Реваз Цинцадзе: Мне столица очень понравилась. В студенческие годы было такое мнение, что Тбилиси – это второй Париж. Когда другие города не знаешь, приходится верить. Потом я вдруг оказался в Киеве. Смотрю, Киев значительно красивее город, и вдруг в газете читаю следующее: наша делегация поехала в Румынию, посмотрела Бухарест, и кто-то говорит: «Какой красивый город», а их человек говорит: «Бухарест же второй Париж». Затем после Бухареста были в Будапеште, опять повторилось то же самое.

Дэмис Поландов: У вас какой-то критический взгляд на все. А Михаил Саакашвили называл каждый грузинский город и второй Флоренцией…

Реваз Цинцадзе: У русских есть такая поговорка: «Каждый кулик хвалит свое болото». Вы, наверное, слышали. Вот как-то так.

Дэмис Поландов: Как вы сейчас живете? Как в Грузии вообще живется в эти дни людям пенсионного возраста?

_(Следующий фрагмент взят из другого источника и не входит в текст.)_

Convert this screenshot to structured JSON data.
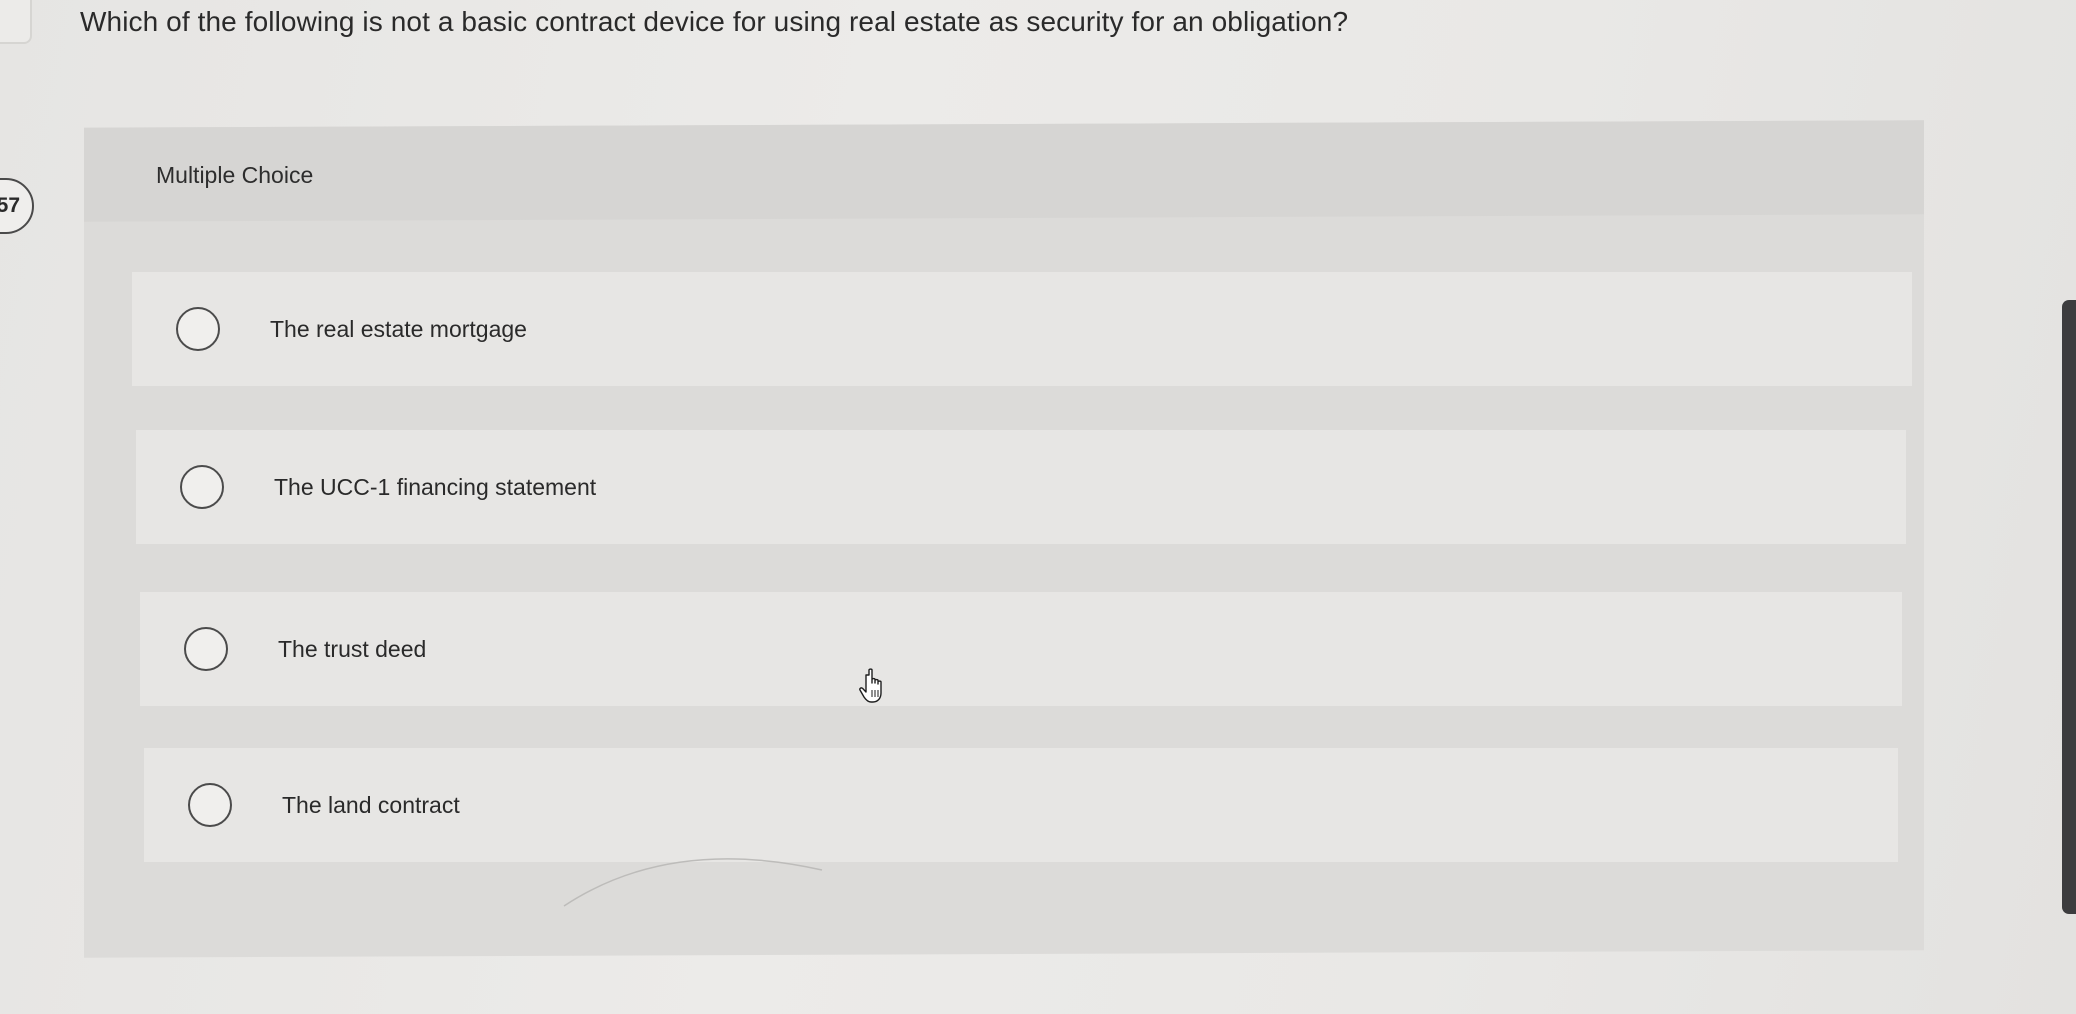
{
  "question": {
    "number_fragment": ":57",
    "text": "Which of the following is not a basic contract device for using real estate as security for an obligation?"
  },
  "panel": {
    "type_label": "Multiple Choice"
  },
  "options": [
    {
      "label": "The real estate mortgage"
    },
    {
      "label": "The UCC-1 financing statement"
    },
    {
      "label": "The trust deed"
    },
    {
      "label": "The land contract"
    }
  ],
  "cursor": {
    "icon": "hand-pointer-icon"
  }
}
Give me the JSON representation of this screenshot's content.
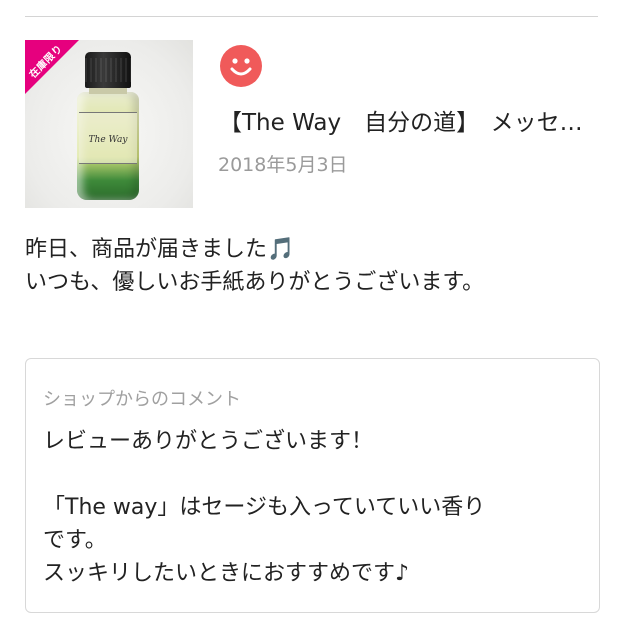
{
  "product": {
    "ribbon_label": "在庫限り",
    "bottle_label": "The Way",
    "title": "【The Way　自分の道】　メッセージ",
    "avatar_icon": "smiley-face-icon",
    "avatar_color": "#f05a5a"
  },
  "review": {
    "date": "2018年5月3日",
    "lines": [
      "昨日、商品が届きました🎵",
      "いつも、優しいお手紙ありがとうございます。"
    ]
  },
  "shop_comment": {
    "heading": "ショップからのコメント",
    "lines": [
      "レビューありがとうございます！",
      "",
      "「The way」はセージも入っていていい香り",
      "です。",
      "スッキリしたいときにおすすめです♪"
    ]
  }
}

Реваз Цинцадзе: Люди плохо живут, особенно те, которые не работают. Это видно из того, что огромное количество грузин, а особенно грузинок, работают в Турции, Греции, России и других странах, ухаживают за стариками или детьми. Я еще хочу сказать, что когда я оттуда вышел, стал бороться за свою реабилитацию. Затем Советский Союз развалился, и, согласно моему заявлению, Верховный суд принял постановление аннулировать мои прежние дела ввиду отсутствия в моем деле состава преступления. Значит, я был прав, но я все равно не смог добиться компенсации. Многие годы писал Саакашвили, послу Соединенных Штатов, в ООН, но ничего не получилось, и я бросил это дело – не хочу я ваших компенсаций. Прошли годы, и четыре года назад вдруг государство взялось за это дело. Взяли у нас, репрессированных, материалы и вроде должны были выплатить, однако начали затягивать и плакаться: «откуда у нас столько денег, будьте скромны в своих требованиях». Они предлагают какую-то смехотворно мизерную сумму в 300 лари. Что это за деньги? В то время как нам не выплачивают эту компенсацию, сотни миллионов они тратят на свои премии. Выступала председатель Избирательной комиссии, какая-то Жвания, которая получила 40 тысяч в качестве премии. Это, говорит, не премия, а надбавка к зарплате. Ну, какая разница! Если Министерство финансов плачет, что у него нет денег, как оно выдало 40 тысяч одному человеку?! Они на нас здесь наплевали!